When individuals take these tests, police officers need to administer them following their training and the standards set by the National Highway Traffic Safety Administration (NHTSA).
In a DUI case, an experienced lawyer can help defend against field sobriety tests when a police officer deviates from NHTSA standards while administering them. For example, if a police officer administers these tests on uneven terrain like a hill, it could significantly affect the results, particularly for balance tests like the Walk and Turn and One Leg Stand tests. Such a practice indicates that the police officer lacks proper training in DUI investigations. If the police officer fails to administer the tests correctly, suspects shall not be held responsible.
If you’re facing DUI charges, contact us at the Law Office of J.G Winter to review your case.
FAQs on Field Sobriety Test
Are field sobriety tests accurate for DUI?
Field sobriety tests may not always be accurate for DUI due to various reasons, such as potential errors by the police officer conducting the test, the environmental conditions at the test site, and individual differences in drivers, including physical fitness and health. Field sobriety tests are for ideal conditions, but real-life scenarios, including nighttime testing on busy roads, can make them less reliable indicators of DUI.

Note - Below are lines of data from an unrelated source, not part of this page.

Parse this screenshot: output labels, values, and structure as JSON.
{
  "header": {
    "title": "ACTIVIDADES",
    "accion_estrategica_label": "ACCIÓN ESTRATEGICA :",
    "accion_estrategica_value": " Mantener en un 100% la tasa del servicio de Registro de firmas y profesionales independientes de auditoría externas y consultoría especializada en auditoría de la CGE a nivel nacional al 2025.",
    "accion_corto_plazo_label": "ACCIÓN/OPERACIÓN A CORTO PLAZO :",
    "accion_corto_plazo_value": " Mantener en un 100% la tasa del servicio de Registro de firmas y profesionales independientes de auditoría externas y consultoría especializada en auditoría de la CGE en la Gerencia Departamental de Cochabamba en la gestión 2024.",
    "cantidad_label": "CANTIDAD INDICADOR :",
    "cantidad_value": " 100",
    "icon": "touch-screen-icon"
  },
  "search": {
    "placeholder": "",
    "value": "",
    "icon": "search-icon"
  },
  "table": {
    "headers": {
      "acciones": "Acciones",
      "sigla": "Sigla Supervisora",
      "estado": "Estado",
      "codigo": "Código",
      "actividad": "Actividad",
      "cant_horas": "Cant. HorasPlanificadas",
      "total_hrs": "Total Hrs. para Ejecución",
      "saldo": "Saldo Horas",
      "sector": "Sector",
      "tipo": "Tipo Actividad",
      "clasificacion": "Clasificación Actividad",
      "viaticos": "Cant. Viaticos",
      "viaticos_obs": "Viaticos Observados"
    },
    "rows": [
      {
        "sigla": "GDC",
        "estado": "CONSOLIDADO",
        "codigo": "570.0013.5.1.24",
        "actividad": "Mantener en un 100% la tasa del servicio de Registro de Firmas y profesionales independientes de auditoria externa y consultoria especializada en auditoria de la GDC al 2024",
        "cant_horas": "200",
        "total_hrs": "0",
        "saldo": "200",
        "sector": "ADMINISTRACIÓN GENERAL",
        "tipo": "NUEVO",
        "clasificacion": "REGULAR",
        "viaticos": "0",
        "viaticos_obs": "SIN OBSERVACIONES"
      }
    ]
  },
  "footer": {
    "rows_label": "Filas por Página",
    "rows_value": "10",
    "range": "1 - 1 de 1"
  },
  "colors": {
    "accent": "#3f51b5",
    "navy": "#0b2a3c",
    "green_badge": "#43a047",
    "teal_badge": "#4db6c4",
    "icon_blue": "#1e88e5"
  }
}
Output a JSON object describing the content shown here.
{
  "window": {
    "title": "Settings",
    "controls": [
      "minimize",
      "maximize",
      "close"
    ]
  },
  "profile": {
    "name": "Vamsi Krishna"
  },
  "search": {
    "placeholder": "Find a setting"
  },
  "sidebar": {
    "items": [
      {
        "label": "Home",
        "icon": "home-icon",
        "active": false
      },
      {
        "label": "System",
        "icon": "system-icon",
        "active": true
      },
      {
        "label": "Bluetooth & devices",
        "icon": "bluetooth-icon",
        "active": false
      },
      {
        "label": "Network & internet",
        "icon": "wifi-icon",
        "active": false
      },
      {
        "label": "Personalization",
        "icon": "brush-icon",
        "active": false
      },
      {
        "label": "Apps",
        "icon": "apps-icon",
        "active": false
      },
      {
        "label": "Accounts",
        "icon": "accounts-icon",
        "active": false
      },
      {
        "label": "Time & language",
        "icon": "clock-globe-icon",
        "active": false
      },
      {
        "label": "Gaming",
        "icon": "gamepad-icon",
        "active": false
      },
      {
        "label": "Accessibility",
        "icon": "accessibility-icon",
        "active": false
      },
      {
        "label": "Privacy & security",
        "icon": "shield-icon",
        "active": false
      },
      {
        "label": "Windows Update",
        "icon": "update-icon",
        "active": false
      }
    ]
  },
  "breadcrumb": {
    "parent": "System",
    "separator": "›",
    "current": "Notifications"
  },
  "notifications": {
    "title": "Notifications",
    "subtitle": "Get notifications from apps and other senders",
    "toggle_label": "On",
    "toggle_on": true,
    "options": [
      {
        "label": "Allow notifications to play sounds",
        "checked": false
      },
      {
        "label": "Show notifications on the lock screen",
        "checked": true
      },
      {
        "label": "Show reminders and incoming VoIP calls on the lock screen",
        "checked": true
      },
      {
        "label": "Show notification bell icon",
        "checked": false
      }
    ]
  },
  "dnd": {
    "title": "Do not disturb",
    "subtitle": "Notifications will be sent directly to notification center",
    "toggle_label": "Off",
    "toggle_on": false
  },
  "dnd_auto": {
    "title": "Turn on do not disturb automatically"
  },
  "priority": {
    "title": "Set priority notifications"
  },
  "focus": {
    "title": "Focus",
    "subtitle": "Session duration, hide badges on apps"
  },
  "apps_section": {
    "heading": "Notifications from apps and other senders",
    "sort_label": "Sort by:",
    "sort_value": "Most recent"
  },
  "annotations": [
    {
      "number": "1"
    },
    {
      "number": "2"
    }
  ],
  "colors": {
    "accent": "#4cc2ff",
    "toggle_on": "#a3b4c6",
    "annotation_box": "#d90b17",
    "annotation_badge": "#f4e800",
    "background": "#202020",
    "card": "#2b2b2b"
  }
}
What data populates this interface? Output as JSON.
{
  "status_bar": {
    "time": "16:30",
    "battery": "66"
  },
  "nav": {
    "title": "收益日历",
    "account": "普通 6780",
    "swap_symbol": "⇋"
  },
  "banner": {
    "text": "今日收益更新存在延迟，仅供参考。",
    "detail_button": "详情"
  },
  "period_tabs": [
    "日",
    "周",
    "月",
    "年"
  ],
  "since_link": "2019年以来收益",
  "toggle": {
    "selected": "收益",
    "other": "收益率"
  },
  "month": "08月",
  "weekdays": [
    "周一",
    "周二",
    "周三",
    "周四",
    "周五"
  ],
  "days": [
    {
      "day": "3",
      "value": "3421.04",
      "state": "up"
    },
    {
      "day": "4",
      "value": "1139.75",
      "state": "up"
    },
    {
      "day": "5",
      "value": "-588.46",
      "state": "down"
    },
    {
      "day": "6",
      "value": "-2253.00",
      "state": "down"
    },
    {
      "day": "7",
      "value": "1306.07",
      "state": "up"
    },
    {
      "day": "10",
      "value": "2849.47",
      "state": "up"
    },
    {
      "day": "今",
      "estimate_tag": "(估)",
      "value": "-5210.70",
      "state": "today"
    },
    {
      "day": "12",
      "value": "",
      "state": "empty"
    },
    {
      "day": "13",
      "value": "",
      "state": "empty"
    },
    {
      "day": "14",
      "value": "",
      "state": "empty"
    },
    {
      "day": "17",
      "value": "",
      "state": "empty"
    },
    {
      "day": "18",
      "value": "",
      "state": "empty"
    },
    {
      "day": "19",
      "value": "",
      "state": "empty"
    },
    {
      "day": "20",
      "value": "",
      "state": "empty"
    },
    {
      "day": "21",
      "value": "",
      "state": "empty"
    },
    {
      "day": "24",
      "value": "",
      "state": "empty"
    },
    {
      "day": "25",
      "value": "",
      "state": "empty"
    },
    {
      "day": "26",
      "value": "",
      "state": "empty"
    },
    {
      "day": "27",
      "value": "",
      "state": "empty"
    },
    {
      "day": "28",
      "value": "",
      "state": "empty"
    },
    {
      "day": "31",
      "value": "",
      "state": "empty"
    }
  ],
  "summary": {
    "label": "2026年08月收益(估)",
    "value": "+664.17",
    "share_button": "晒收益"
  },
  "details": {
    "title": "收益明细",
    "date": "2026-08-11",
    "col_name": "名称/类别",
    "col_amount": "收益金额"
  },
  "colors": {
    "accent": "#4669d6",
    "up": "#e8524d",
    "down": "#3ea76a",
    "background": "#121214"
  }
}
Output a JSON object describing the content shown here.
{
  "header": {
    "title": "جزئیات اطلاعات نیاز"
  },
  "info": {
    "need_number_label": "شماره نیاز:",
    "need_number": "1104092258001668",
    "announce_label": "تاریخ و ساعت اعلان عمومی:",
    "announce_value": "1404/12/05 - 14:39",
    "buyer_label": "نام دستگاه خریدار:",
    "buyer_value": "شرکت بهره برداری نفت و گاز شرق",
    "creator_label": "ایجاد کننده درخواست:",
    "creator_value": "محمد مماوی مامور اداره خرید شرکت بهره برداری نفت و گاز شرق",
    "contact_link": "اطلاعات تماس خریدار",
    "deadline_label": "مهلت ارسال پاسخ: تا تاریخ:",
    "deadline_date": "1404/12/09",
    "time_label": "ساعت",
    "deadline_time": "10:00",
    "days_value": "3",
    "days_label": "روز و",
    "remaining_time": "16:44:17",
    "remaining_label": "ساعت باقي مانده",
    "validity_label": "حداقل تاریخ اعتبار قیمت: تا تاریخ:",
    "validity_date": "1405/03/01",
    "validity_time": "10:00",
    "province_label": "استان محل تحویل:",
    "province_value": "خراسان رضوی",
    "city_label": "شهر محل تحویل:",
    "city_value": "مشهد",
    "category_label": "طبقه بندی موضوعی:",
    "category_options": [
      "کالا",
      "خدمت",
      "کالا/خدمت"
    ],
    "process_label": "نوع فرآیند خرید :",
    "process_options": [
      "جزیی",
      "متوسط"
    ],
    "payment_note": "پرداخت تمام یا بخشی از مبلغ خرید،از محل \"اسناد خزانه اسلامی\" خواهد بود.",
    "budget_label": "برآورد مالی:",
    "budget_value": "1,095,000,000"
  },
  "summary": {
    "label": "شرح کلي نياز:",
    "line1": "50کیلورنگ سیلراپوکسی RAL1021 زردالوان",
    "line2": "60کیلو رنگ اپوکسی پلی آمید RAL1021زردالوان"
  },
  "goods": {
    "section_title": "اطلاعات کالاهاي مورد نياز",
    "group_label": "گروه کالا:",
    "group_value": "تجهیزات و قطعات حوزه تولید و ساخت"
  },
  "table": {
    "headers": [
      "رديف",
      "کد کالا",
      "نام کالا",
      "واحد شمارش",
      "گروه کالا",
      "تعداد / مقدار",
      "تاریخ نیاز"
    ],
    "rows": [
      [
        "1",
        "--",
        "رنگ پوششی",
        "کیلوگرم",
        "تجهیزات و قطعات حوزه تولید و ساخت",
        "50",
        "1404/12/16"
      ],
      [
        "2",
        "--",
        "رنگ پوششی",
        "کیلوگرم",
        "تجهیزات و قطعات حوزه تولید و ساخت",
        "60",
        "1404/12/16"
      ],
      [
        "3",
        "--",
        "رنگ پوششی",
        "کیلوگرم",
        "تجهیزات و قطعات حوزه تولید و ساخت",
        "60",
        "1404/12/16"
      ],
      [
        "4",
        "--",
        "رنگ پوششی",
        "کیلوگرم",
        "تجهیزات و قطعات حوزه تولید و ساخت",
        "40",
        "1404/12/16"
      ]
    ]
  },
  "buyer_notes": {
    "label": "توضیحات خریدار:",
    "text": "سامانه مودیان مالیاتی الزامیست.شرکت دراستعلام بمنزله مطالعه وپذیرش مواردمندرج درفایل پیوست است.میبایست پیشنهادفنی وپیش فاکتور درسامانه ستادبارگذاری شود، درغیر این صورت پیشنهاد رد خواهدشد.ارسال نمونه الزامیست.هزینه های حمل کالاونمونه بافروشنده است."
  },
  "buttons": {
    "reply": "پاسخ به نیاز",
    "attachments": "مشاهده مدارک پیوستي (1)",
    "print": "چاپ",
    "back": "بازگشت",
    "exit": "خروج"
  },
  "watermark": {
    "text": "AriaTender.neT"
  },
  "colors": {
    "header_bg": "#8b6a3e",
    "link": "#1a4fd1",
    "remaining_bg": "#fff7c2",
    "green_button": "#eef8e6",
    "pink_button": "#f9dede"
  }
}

What is a breathalyzer test?
Law enforcement uses a breathalyzer test to measure an individual’s blood alcohol concentration from their breath The device estimates the amount of alcohol in the bloodstream by analyzing alcohol content in exhaled breath. Such tests assess impairment due to alcohol consumption while driving.
Can I refuse a breathalyzer in California?
You can refuse a breathalyzer test in California, but the state operates under an “implied consent” law. By obtaining a driver’s license and driving in California, you agree to submit to chemical testing, like a breathalyzer, if lawfully arrested for DUI.
Is taking the field sobriety test in California mandatory?
Taking field sobriety tests in California is not mandatory. However, police officers may stop you for FSTs under suspicion of DUI to perform these tests.
Do field and weather conditions affect the tests?
Yes, field and weather conditions can affect the outcome of the tests. Adverse weather conditions may affect a person’s balance, coordination, and performance during the tests. Additionally, distractions or hazards in the testing environment, like oncoming traffic or flashing lights, can further hamper a person’s ability to complete the tests properly. So, when evaluating the results of field sobriety tests in DUI cases, it is crucial to consider these environmental factors.